Still, Bankman-Fried is "facing a huge sentence, maybe 30 to 40 years," according to O'Brien, because of the dollar loss to the victims, which the government says is in the billions.
However, O'Brien says he does not think the sentence Kaplan eventually hands down will even come close to that.
The attorney explained that with Bankman-Fried being young at 31 years old, a sentence of 30 years or more would essentially ruin his whole life.
"I think Kaplan is going to want to give him an opportunity to start over and redeem himself, so to speak," O'Brien said. "He has a lot to offer society, and he's going to give him that chance to have a full career."
O'Brien expects Bankman-Fried to receive a sentence in "the teens" or possibly lower, saying he would not be surprised if the ex-CEO received a sentence comparable to 39-year-old Theranos founder Elizabeth Holmes, who is currently serving 11.25 years for her own fraud conviction.
The FTX founder, who capitalized on a rise in bitcoin and at one point accumulated an estimated $26 billion, is also expected to be ordered to pay restitution.
While it is likely Bankman-Fried will be incarcerated for several years for his crimes, unlike Holmes, he probably will not be spending that time in a lower-level security prison camp. O'Brien says there aren't many of those camps for men, and they are now nearly impossible to get into, so Bankman-Fried would essentially need to "get in line."
But wherever Bankman-Fried ends up serving time, he will likely have opportunities to work behind bars and contribute to society both during and after his imprisonment.
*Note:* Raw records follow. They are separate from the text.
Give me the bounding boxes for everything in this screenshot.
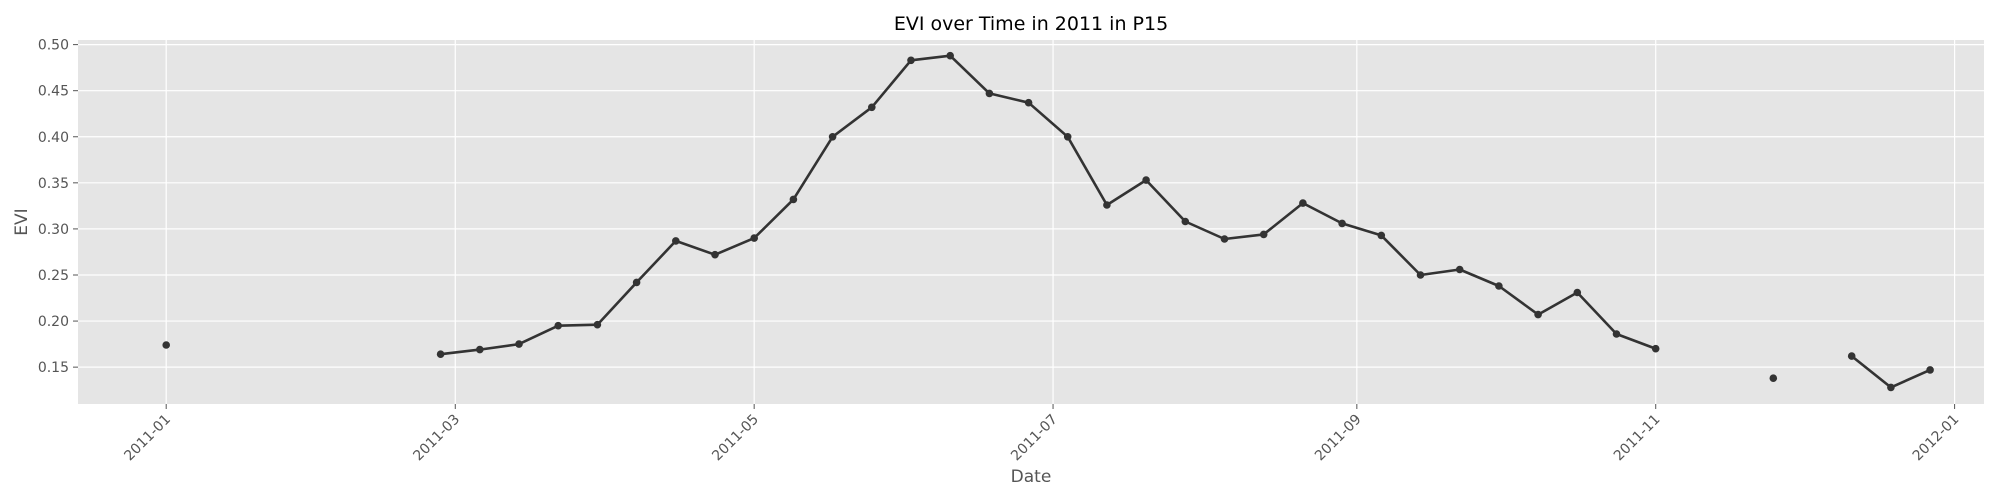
data-point xyxy=(1847,352,1856,360)
data-point xyxy=(672,237,680,245)
series-evi xyxy=(162,51,1934,392)
data-point xyxy=(1063,133,1072,141)
y-tick-label: 0.40 xyxy=(38,130,69,146)
series-line xyxy=(440,54,1657,356)
data-point xyxy=(1416,271,1425,279)
data-point xyxy=(1338,219,1346,228)
x-tick-label: 2011-01 xyxy=(121,412,174,465)
data-point xyxy=(711,250,719,259)
y-tick-label: 0.35 xyxy=(38,176,69,192)
data-point xyxy=(1455,265,1464,274)
data-point xyxy=(476,345,484,354)
data-point xyxy=(1887,383,1895,392)
data-point xyxy=(1103,201,1111,209)
plot-background xyxy=(78,40,1984,404)
x-tick-label: 2011-09 xyxy=(1312,412,1365,465)
y-tick-label: 0.25 xyxy=(38,268,69,284)
data-point xyxy=(1612,330,1621,338)
data-point xyxy=(1926,366,1934,374)
data-point xyxy=(632,278,641,287)
data-point xyxy=(946,51,954,60)
y-tick-label: 0.50 xyxy=(38,38,69,54)
data-point xyxy=(1573,288,1582,297)
data-point xyxy=(1495,282,1503,290)
x-tick-label: 2012-01 xyxy=(1910,412,1963,465)
data-point xyxy=(1769,374,1778,383)
data-point xyxy=(1299,199,1307,207)
x-axis-ticks: 2011-01 2011-03 2011-05 2011-07 2011-09 2011-… xyxy=(121,404,1962,464)
data-point xyxy=(789,195,798,204)
data-point xyxy=(750,234,758,242)
y-tick-label: 0.15 xyxy=(38,360,69,376)
y-axis-label: EVI xyxy=(12,208,32,235)
data-point xyxy=(1220,235,1229,243)
x-tick-label: 2011-07 xyxy=(1008,412,1061,465)
x-tick-label: 2011-03 xyxy=(410,412,463,465)
data-point xyxy=(907,56,915,65)
chart-title: EVI over Time in 2011 in P15 xyxy=(894,13,1168,35)
data-point xyxy=(593,320,602,329)
data-point xyxy=(985,89,994,98)
y-tick-label: 0.20 xyxy=(38,314,69,330)
data-point xyxy=(162,341,170,349)
data-point xyxy=(1181,217,1190,226)
data-point xyxy=(1651,344,1660,353)
data-point xyxy=(1534,310,1542,319)
data-point xyxy=(828,133,837,141)
data-point xyxy=(436,350,445,359)
x-tick-label: 2011-11 xyxy=(1611,412,1664,465)
y-tick-label: 0.45 xyxy=(38,84,69,100)
x-axis-label: Date xyxy=(1011,467,1052,487)
y-tick-label: 0.30 xyxy=(38,222,69,238)
data-point xyxy=(868,103,876,112)
y-axis-ticks: 0.15 0.20 0.25 0.30 0.35 0.40 0.45 0.50 xyxy=(38,38,78,376)
data-point xyxy=(1377,231,1386,240)
data-point xyxy=(1142,176,1150,184)
data-point xyxy=(1259,230,1268,239)
data-point xyxy=(554,321,562,330)
grid xyxy=(78,40,1984,404)
x-tick-label: 2011-05 xyxy=(709,412,762,465)
data-point xyxy=(515,340,523,348)
data-point xyxy=(1024,98,1033,107)
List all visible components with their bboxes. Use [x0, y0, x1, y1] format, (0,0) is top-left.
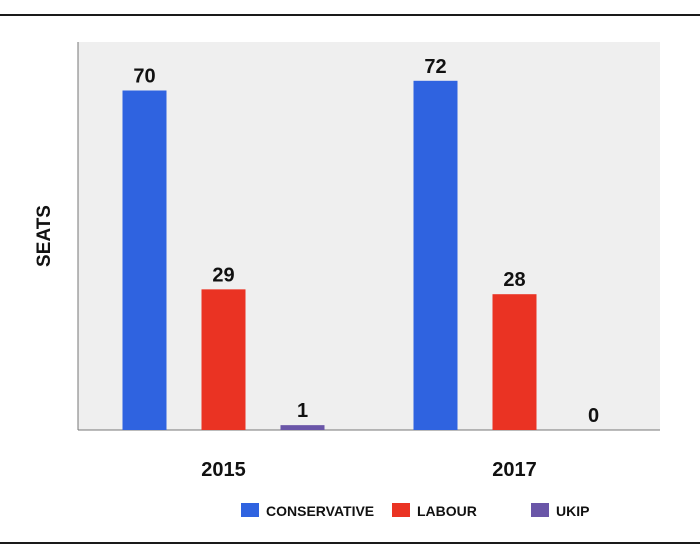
bar-ukip-2015 — [280, 425, 325, 430]
legend-label-conservative: CONSERVATIVE — [266, 503, 374, 519]
bars-group — [122, 80, 537, 431]
legend-swatch-conservative — [241, 503, 259, 517]
bar-conservative-2017 — [413, 80, 458, 431]
legend-swatch-labour — [392, 503, 410, 517]
data-label-ukip-2015: 1 — [297, 400, 308, 422]
legend-swatch-ukip — [531, 503, 549, 517]
category-label-2015: 2015 — [201, 459, 246, 481]
top-rule — [0, 14, 700, 16]
category-label-2017: 2017 — [492, 459, 537, 481]
data-label-conservative-2017: 72 — [424, 56, 446, 78]
legend-label-labour: LABOUR — [417, 503, 477, 519]
data-label-labour-2015: 29 — [212, 264, 234, 286]
y-axis-label: SEATS — [34, 205, 55, 267]
data-label-labour-2017: 28 — [503, 269, 525, 291]
data-labels-group: 70 29 1 72 28 0 — [133, 56, 599, 427]
data-label-ukip-2017: 0 — [588, 405, 599, 427]
bottom-rule — [0, 542, 700, 544]
category-labels-group: 2015 2017 — [201, 459, 537, 481]
legend-label-ukip: UKIP — [556, 503, 589, 519]
data-label-conservative-2015: 70 — [133, 66, 155, 88]
bar-labour-2015 — [201, 289, 246, 430]
plot-area — [78, 42, 660, 430]
legend: CONSERVATIVE LABOUR UKIP — [241, 503, 589, 519]
bar-conservative-2015 — [122, 90, 167, 430]
bar-labour-2017 — [492, 294, 537, 430]
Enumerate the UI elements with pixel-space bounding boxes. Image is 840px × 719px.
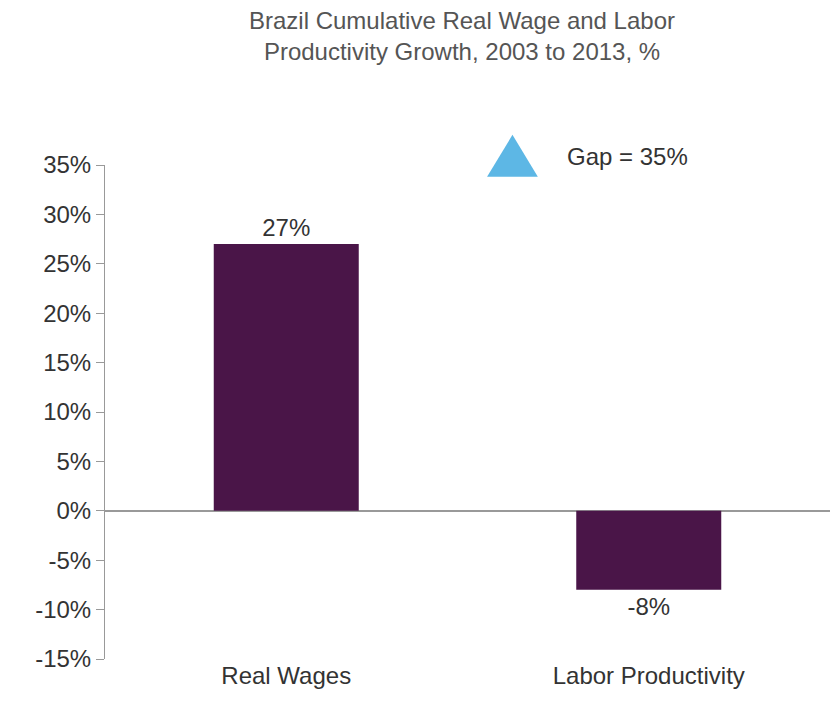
svg-text:-5%: -5% xyxy=(49,547,92,574)
svg-text:25%: 25% xyxy=(43,250,91,277)
svg-text:Gap = 35%: Gap = 35% xyxy=(567,143,688,170)
svg-text:-10%: -10% xyxy=(35,596,91,623)
svg-text:35%: 35% xyxy=(43,151,91,178)
svg-text:27%: 27% xyxy=(262,214,310,241)
svg-text:5%: 5% xyxy=(57,448,92,475)
svg-text:10%: 10% xyxy=(43,398,91,425)
svg-text:15%: 15% xyxy=(43,349,91,376)
svg-text:0%: 0% xyxy=(57,497,92,524)
svg-text:20%: 20% xyxy=(43,300,91,327)
svg-text:Real Wages: Real Wages xyxy=(221,662,351,689)
svg-text:Brazil Cumulative Real Wage an: Brazil Cumulative Real Wage and LaborPro… xyxy=(249,7,675,65)
svg-text:Labor Productivity: Labor Productivity xyxy=(553,662,745,689)
svg-text:-15%: -15% xyxy=(35,645,91,672)
svg-text:-8%: -8% xyxy=(627,593,670,620)
svg-text:30%: 30% xyxy=(43,201,91,228)
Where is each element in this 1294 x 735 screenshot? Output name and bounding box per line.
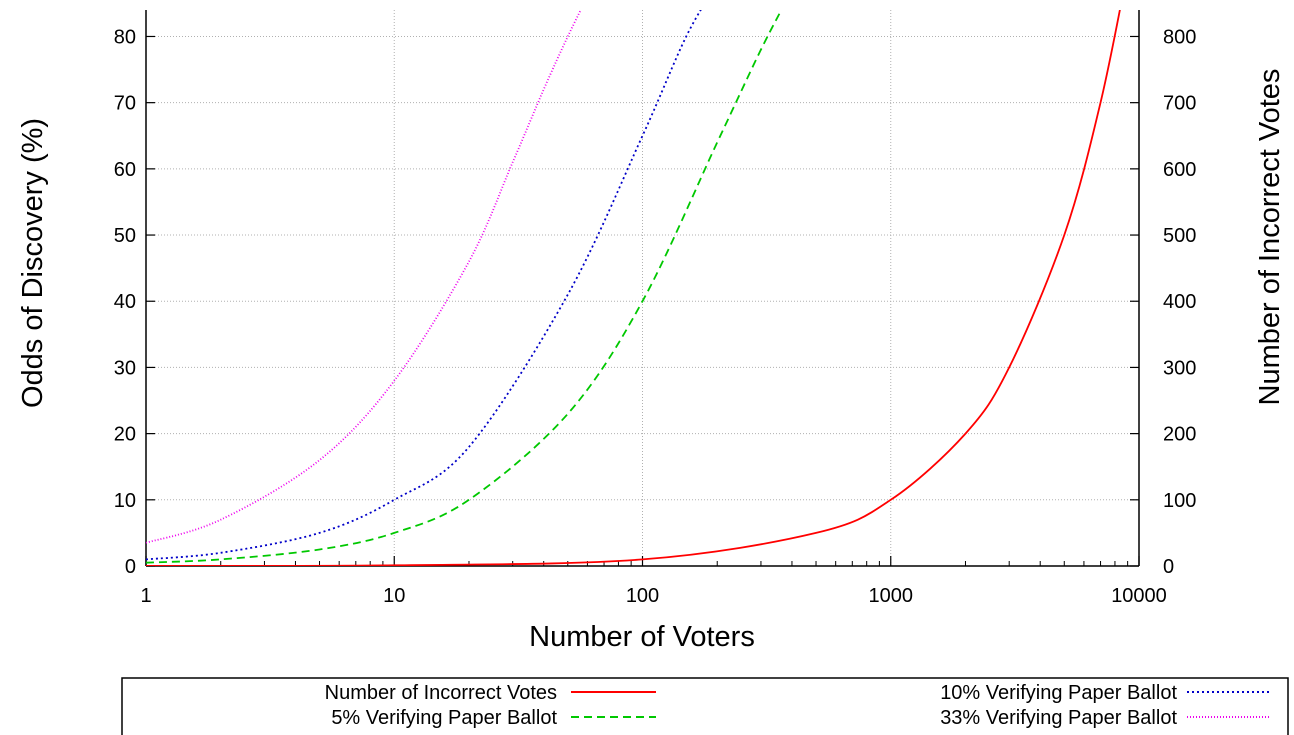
- series-line-3: [146, 10, 582, 544]
- y2-tick-label: 700: [1163, 93, 1196, 115]
- y-tick-label: 70: [114, 93, 136, 115]
- x-tick-label: 100: [626, 585, 659, 607]
- y-tick-label: 80: [114, 26, 136, 48]
- y2-tick-label: 200: [1163, 424, 1196, 446]
- y2-tick-label: 300: [1163, 357, 1196, 379]
- y2-tick-label: 100: [1163, 490, 1196, 512]
- x-tick-label: 10: [383, 585, 405, 607]
- tick-labels: 0102030405060708001002003004005006007008…: [114, 26, 1197, 607]
- series-line-0: [146, 10, 1121, 566]
- y2-axis-title: Number of Incorrect Votes: [1254, 69, 1286, 406]
- y-tick-label: 60: [114, 159, 136, 181]
- series-line-1: [146, 10, 702, 561]
- legend: Number of Incorrect Votes 10% Verifying …: [121, 677, 1289, 735]
- y-tick-label: 40: [114, 291, 136, 313]
- legend-label-10pct: 10% Verifying Paper Ballot: [940, 682, 1177, 704]
- grid: [146, 10, 1139, 566]
- legend-box: [121, 677, 1289, 735]
- axes: [145, 10, 1140, 567]
- legend-label-33pct: 33% Verifying Paper Ballot: [940, 707, 1177, 729]
- y-tick-label: 50: [114, 225, 136, 247]
- y2-tick-label: 400: [1163, 291, 1196, 313]
- y-tick-label: 0: [125, 556, 136, 578]
- y2-tick-label: 800: [1163, 26, 1196, 48]
- legend-label-incorrect-votes: Number of Incorrect Votes: [325, 682, 557, 704]
- legend-label-5pct: 5% Verifying Paper Ballot: [331, 707, 557, 729]
- y-tick-label: 10: [114, 490, 136, 512]
- x-tick-label: 1000: [869, 585, 914, 607]
- series-lines: [146, 10, 1121, 566]
- y2-tick-label: 600: [1163, 159, 1196, 181]
- y-axis-title: Odds of Discovery (%): [17, 118, 49, 408]
- y2-tick-label: 500: [1163, 225, 1196, 247]
- x-axis-title: Number of Voters: [529, 621, 755, 653]
- series-line-2: [146, 10, 783, 564]
- y2-tick-label: 0: [1163, 556, 1174, 578]
- y-tick-label: 20: [114, 424, 136, 446]
- x-tick-label: 10000: [1111, 585, 1167, 607]
- x-tick-label: 1: [140, 585, 151, 607]
- y-tick-label: 30: [114, 357, 136, 379]
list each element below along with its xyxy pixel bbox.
And there's always the chance that Bankman-Fried redeems himself, O'Brien noted.
"Look at Michael Milken," he said, pointing to the financier who was sentenced to 10 years in prison and served only two after pleading guilty to securities fraud in 1990.
"He reinvented himself," O'Brien said of Milken. "He went from being a junk bond king to a major philanthropist, and he's very, very, very, very smart – just like Bankman-Fried."